# Welcher Monitor mit 22 Zoll? 1680x1050 oder 1920x1080?



## Herbboy (2. Dezember 2009)

War inzwischen mal bei Saturn und hab ein paar Kandidaten rausgesucht, was meint ihr dazu?

Fujitsu Siemens L22 W1 , 160€, 22 Zoll, 1680x1050. seltsamerweise bei geizhals nur EIN eintrag... ^^ 

LG 2243T-PF , 160€ => das design find ich da auch sehr schön, der einschlatknopf ist wellenartig und leuchtet bläulich. 1920x1080, 22 zoll.

LG 2343T-PF 180€ quasi der gleiche, aber 23 zoll.  => fällt weg, ist zu breit... 

LG 2242T-DF 150€, 1680x1050, 22zoll. Design find ich allerdings nicht grad doll.

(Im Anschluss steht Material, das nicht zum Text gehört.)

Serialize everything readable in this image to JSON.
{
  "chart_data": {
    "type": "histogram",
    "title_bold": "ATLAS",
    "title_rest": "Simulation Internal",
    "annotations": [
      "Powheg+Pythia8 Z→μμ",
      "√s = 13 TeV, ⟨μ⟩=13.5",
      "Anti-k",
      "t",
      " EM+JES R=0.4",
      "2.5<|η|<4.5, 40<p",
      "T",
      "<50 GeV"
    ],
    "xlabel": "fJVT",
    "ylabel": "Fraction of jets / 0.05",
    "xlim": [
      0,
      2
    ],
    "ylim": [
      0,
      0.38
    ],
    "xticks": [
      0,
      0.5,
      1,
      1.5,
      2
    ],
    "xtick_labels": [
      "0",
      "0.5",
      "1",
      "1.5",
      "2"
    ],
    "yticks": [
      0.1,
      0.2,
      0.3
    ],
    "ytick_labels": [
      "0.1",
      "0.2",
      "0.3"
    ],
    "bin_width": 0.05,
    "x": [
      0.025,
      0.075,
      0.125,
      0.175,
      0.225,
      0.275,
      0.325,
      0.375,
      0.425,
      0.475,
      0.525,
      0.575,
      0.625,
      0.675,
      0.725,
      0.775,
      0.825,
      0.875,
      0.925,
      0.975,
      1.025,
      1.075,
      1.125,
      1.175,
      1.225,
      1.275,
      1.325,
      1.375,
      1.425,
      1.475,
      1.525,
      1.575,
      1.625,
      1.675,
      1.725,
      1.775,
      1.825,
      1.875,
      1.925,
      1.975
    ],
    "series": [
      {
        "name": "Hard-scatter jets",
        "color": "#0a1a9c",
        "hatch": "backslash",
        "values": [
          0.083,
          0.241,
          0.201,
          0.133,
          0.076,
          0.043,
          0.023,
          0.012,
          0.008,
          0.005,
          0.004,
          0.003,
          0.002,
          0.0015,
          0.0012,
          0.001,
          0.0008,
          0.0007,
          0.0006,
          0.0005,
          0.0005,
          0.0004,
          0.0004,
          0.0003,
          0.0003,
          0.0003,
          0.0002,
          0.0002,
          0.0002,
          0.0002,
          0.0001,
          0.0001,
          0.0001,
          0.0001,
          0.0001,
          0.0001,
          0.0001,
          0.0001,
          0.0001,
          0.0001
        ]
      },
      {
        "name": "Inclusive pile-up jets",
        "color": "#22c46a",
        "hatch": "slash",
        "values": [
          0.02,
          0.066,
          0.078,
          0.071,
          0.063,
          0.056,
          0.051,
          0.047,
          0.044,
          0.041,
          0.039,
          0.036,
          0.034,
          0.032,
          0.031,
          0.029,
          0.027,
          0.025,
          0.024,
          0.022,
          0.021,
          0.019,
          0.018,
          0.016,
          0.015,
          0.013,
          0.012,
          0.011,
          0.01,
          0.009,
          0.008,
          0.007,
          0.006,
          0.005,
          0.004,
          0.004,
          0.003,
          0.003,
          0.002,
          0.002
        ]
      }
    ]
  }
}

Samsung 2243SN 150€, 1920x1080, 22 Zoll.


 die mit 1920 wirken in meinen augen insgesamt kleiner, sind halt flacher... ^^

 und mal nebenbei: *mit wieviel % leistungseinbuße muss denn rechnen*? Hab ne 3870 und spiele zur zeit auf 1280x1024. ne 1680er auflösung hat 35% mehr pixel, ne 1920er sogar 58% mehr ^^ 



_*[ehemaliger Text]*
 Ist ein 22 Zöller mit 1680x1080 o.k, oder "muss" es mehr an Auflösung sein? es gibt ja auch 1920x1080 - ist das nur wegen des formates 16:9, oder ist das bild da auch "besser" ? 


 wolte ggf. einen 22zöller bis ca. 150€ bei saturn holen, das wäre dann der LG 2242T-PF __http://www.amazon.de/LG-W2242T-PF-Monitor-schwarz-Kontrast/dp/B001ARJR38_ _oder auch bei mediamarkt.

 hab nämlich ein paar gutscheine  _


----------



## HanFred (2. Dezember 2009)

*AW: Monitor 22 Zoll und 1680x1080 ok?*

nicht nur ok, das ist die übliche auflösung für 22 zöller. und das sieht in keinster weise grobkörnig aus. und die schrift ist schon klein genug (ja, ich weiss, dass man die einstellen kann, will ich aber nicht tun müssen).


----------



## Bonkic (2. Dezember 2009)

*AW: Monitor 22 Zoll und 1680x1080 ok?*

ich hab den  .

  keinerlei beschwerden bislang, egal ob bei spielen oder office.
  denke nicht, dass man bei 22 zöllern unbedingt full hd braucht.


----------



## HanFred (2. Dezember 2009)

*AW: Monitor 22 Zoll und 1680x1080 ok?*



Bonkic schrieb:


> denke nicht, dass man bei 22 zöllern unbedingt full hd braucht.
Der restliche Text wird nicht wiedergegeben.